The cattle are looking well in their deep straw beds, munching on still green sweet smelling meadow hay, and home grown rolled barley and beans. They also have a molasses based lick which boosts their intake of trace elements, including copper, selenium and other minerals which are important for a well-balanced digestive system and general well-being.
We supply beef to a number of farm shops and family run butchers. They prefer beef cattle which are over two years old, and reared extensively. It is interesting that the commercial meat buyers which supply the supermarkets, purchase younger animals which have been intensively fed over a shorter period. This is why the beef you buy from farm shops and high street butchers is infinitely tastier, with refined marbling of fat in all the right places, not generally found in supermarkets.
As agricultural commodity prices bump along the bottom, including beef, producing well finished animals, on a low cost, low input system ensures quality meat and a sensible profit margin.
The World Economic Forum in Davos must have been a fairly gloomy place last week. With national leaders, businessmen, academics and bankers gathered to discuss the state of the world, one has to wonder if any were able to see a chink of light through the gloom.
However, it seems the usual ‘B’ list celebrities, and ‘has been’ politicians managed to indulge in the excesses of the ‘good life’, as they zipped into the resort in their gas guzzling helicopters and chauffeur-driven cars, many offering dodgy advice and spouting a certain amount of clap trap about the evils of ‘man made’ climate change.
With the global financial system in free fall, and seasoned financiers saying it is the worst start to a year they have seen in a lifetime, the price of oil currently in free fall, having dropped 75% in the last eighteen months, is the main culprit.
The effect is spilling into the financial markets, as the world is now awash with the stuff.
Saudi Arabia is ramping up production in an attempt to drive out high cost producers from the industry, such as private fracking firms in the USA, now producing in excess of 9million barrels per day. Currently Iran is poised to re-join the oil markets as sanctions are lifted.
We are all happy to fill our vehicles at the pumps without having to empty our bank accounts, but there are consequences. The collapse of oil revenue can bring political as well as financial instability, to fragile parts of the world, such as Venezuela and the Gulf.

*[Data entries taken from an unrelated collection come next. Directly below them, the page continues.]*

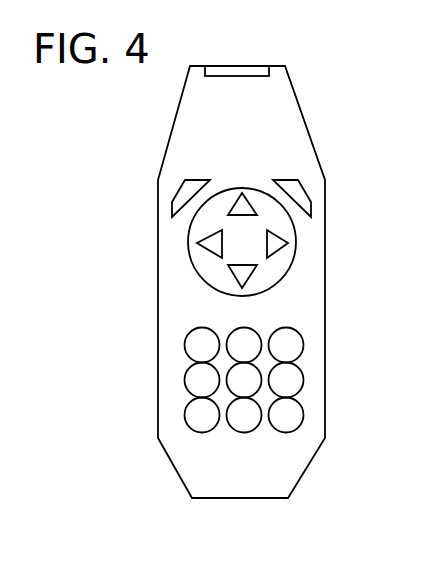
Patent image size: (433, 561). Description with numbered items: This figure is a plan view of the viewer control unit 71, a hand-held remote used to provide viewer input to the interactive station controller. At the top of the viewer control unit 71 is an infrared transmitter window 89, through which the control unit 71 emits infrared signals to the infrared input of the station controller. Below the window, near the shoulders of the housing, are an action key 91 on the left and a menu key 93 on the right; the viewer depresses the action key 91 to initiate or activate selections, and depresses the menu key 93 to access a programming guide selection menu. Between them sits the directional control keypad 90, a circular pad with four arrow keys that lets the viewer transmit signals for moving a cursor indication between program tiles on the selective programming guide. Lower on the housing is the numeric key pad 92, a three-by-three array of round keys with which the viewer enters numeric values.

The viewer control unit 71 is at (308, 130).
The infrared transmitter window 89 is at (225, 66).
The directional control keypad 90 is at (290, 252).
The action key 91 is at (203, 186).
The numeric key pad 92 is at (306, 367).
The menu key 93 is at (280, 186).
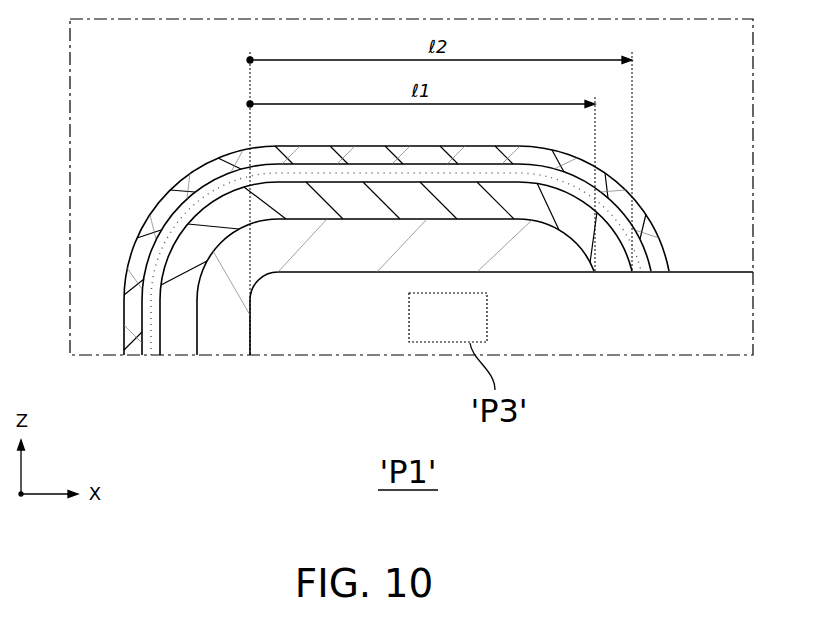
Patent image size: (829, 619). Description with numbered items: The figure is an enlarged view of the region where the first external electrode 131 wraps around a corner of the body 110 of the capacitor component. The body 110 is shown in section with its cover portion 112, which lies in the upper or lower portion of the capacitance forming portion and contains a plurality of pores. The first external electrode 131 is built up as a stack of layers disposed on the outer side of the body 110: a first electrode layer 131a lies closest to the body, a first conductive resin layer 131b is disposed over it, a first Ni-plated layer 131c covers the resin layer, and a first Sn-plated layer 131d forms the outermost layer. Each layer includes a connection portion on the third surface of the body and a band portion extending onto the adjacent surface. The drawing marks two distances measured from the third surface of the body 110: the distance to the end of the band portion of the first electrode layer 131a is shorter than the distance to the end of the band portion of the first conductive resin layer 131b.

It is also fuelling rivalries in the Middle East.
As oil prices tumble so do investments and asset prices. Against this backdrop of a fragile world economy, it is now triggering defaults. Venezuela, where inflation is above 140%, has declared an economic state of emergency. Central banks in Colombia and Mexico raised interest rates in December, and Nigeria is rationing dollars in a desperate effort to boost its currency.
There are some winners like China and India. And South Korea is able to ditch its wasteful energy subsidies and raise tax. The world is now in financial turmoil, laid low by the price of oil.
It is interesting to remember that prior to 1970 the USA produced domestically around 70 percent of its oil needs. After this production went into a decline, only reversed in recent years since fracking took off.
OPEC, was formed in 1960, with original members being Iran, Iraq, Saudi Arabia, Kuwait and Venezuela. It gradually expanded to include Qatar, Indonesia, Libya, the United Emirates, Algeria, Nigeria and Ecuador, becoming the single most important determinate of the health, or lack of, both our economy and our financial markets.
Historically sharp rises in oil prices have been deadly for the economy and the stock market, while declining prices have led to good times. Things have now changed, due partly to the increase in alternative sources of energy, including renewables. For now OPEC countries are no longer setting the agenda, and how the current global financial meltdown will develop is unknown.
China has in recent years been the fastest-growing major economy in the world, due to its sheer size of population. The driving force being its transition from agriculture to manufacturing, unlike the USA where the driving force has been an elevating standard of living, or income per capita.
Environmentalists and conservationists have driven car manufacturers to develop more fuel-efficient vehicles, and the resulting reduction in world demand for fuel, in conjunction with the increase in renewables, has perhaps backfired on global finances.
Successful businesses depend upon the age old economic failsafe of supply and demand, the most fundamental concept of economics, and the backbone of a market economy. When it becomes askew on global proportions, we should be concerned, and the likes of IMF chief Christine Lagarde and Chancellor George Osborne are no doubt having sleepless nights.